En su publicidad, el Neoliberalismo Utópico prometía que, a partir de la eliminación de barreras al tráfico de mercancías, en las que contradictoriamente no se encontraba la mano de obra, la generación de riqueza aumentaría, su concentración llevaría al mayor desarrollo y, finalmente, toda la población se beneficiaría económicamente, al escurrir esta riqueza de arriba a abajo de la escala social.

El Neoliberalismo Realmente Existente, sin embargo, ha demostrado que, así como el nuevo mercado es “casi” libre, pues “sólo” se excluye de la vieja consigna del “dejar pasar” a las personas, la promesa “casi” se cumplió. “Sólo” faltó la última parte.

En tres décadas, en México y en el mundo, se ha generado una riqueza descomunal y ésta se ha concentrado enormemente. (De acuerdo con el último informe de Oxfam, ocho personas son dueñas de la misma riqueza que la mitad de la humanidad junta). Lo único que no ha ocurrido es que algo de ella llegue a los más pobres, sean países o personas.

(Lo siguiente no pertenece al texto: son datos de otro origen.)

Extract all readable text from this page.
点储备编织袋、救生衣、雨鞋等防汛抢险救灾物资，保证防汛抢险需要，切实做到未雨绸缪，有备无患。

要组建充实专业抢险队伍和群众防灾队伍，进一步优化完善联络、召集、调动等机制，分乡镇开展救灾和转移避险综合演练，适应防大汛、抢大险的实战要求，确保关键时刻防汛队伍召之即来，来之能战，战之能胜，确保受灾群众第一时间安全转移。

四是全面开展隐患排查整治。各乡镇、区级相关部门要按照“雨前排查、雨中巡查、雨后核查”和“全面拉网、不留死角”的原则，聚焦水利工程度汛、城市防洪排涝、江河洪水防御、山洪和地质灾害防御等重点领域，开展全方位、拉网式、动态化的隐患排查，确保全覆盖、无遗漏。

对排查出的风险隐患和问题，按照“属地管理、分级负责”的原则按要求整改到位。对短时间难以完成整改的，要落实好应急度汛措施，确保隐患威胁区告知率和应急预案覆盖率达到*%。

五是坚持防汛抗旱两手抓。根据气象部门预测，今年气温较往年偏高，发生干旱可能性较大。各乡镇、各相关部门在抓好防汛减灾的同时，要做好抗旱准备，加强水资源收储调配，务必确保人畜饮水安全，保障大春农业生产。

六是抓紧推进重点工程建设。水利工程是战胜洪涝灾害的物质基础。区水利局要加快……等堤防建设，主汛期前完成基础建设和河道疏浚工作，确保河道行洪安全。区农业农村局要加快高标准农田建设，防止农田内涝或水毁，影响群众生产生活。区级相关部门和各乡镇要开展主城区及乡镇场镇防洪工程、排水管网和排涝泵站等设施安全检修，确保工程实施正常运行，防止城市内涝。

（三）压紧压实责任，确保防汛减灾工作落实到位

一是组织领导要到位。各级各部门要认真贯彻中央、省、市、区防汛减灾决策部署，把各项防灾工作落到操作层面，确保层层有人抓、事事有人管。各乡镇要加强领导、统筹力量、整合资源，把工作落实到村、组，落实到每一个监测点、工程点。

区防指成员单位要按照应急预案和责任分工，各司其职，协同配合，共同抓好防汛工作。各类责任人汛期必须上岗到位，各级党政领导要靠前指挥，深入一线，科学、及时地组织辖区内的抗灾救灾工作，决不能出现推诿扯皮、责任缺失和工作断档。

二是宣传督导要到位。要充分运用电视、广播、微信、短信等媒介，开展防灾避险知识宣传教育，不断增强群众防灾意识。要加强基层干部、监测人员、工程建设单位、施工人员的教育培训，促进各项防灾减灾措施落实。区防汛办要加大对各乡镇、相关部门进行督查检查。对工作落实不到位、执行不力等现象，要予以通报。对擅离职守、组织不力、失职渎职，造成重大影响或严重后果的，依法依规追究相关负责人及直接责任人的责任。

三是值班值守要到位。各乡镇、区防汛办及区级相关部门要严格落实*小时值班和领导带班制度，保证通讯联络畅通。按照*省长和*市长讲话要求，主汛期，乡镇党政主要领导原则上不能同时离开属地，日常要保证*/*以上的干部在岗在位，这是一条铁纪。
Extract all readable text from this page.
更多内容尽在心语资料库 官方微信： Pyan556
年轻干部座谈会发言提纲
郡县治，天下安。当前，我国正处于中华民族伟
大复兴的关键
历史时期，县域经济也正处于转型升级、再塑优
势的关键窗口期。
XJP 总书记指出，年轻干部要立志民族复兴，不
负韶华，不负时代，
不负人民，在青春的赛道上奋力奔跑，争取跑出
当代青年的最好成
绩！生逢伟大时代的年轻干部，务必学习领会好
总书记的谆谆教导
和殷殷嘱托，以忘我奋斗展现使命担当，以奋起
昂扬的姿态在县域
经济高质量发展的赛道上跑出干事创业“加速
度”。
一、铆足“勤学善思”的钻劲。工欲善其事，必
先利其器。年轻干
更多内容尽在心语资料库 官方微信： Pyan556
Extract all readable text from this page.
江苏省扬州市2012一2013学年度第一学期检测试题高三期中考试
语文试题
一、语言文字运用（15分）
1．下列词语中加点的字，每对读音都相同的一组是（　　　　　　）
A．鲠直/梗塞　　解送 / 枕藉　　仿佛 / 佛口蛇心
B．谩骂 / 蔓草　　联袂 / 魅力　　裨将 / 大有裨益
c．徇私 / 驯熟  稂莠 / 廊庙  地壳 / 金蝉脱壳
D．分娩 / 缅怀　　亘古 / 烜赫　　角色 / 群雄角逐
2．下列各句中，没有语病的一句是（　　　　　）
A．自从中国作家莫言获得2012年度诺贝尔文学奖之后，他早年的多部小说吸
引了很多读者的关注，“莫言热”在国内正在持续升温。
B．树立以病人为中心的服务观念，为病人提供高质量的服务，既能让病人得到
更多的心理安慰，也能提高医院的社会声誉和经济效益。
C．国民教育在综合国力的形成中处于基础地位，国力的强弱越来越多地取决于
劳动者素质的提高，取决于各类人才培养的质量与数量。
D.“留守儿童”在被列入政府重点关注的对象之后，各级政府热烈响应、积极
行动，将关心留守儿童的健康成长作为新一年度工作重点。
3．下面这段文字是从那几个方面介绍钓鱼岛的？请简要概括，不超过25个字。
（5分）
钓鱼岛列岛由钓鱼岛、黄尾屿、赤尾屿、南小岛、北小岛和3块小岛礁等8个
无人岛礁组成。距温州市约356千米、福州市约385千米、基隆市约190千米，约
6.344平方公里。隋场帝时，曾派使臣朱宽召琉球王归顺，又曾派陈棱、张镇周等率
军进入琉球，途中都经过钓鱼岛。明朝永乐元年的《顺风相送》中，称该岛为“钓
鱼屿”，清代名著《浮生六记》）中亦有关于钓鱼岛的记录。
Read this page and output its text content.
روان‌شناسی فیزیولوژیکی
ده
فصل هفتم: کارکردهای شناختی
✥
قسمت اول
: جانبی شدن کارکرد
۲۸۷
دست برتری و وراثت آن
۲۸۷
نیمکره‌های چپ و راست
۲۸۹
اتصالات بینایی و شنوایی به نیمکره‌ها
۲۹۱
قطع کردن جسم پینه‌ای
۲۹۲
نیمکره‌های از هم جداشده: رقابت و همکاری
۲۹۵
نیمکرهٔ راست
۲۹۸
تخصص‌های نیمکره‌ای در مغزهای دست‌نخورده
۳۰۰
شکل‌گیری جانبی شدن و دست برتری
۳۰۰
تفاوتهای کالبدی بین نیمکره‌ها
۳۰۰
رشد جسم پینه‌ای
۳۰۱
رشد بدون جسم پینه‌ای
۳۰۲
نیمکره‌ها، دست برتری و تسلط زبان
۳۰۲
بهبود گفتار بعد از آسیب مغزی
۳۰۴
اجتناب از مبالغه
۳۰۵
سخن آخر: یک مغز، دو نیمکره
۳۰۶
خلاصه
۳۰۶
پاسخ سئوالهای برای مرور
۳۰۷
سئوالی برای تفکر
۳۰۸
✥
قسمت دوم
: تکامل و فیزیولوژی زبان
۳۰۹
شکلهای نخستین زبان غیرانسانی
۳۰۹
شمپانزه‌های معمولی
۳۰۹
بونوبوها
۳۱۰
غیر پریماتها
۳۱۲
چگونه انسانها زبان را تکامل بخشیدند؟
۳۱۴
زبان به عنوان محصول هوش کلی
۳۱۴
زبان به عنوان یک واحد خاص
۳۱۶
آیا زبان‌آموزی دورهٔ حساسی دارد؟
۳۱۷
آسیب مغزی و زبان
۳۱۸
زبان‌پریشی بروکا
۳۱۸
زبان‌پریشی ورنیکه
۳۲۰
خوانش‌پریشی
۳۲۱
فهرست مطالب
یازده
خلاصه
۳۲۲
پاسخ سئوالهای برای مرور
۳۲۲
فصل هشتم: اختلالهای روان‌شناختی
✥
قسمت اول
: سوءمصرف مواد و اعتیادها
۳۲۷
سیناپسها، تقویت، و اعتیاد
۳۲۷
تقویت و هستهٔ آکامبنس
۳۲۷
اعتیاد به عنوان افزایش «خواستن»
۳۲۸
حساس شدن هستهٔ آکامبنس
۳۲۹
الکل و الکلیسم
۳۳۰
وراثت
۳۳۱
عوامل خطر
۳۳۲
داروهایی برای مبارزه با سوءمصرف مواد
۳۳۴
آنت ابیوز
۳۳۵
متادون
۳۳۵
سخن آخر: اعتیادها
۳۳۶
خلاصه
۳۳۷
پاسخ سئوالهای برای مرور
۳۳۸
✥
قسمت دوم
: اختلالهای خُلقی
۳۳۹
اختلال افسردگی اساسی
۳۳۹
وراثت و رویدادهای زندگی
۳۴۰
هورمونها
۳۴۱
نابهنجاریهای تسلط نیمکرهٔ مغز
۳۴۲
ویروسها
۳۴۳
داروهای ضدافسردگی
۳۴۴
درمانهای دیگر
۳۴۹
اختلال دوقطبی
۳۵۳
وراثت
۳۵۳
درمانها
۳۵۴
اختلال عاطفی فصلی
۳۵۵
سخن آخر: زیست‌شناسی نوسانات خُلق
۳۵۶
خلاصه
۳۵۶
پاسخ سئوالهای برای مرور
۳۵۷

En la realidad, la transferencia de riqueza, de valor -que de acuerdo no con Marx, sino con el propio Adam Smith no tiene más fuente que el trabajo humano- sigue siendo de los trabajadores al capital y de los países subdesarrollados a los desarrollados, nada más que ahora con mucha más intensidad que en los tiempos del proteccionismo económico. En todo el orbe, hoy los ricos, países o personas, son más ricos y los pobres más pobres.

Más allá de los abusos de muchos políticos mexicanos, todos merecidamente punibles, las condiciones de zozobra económica y social que padecemos son resultado principalmente de la brutal desigualdad que se insiste en sostener. No puede esperarse una sociedad sana con el actual desequilibrio de beneficios económicos entre el capital y el trabajo.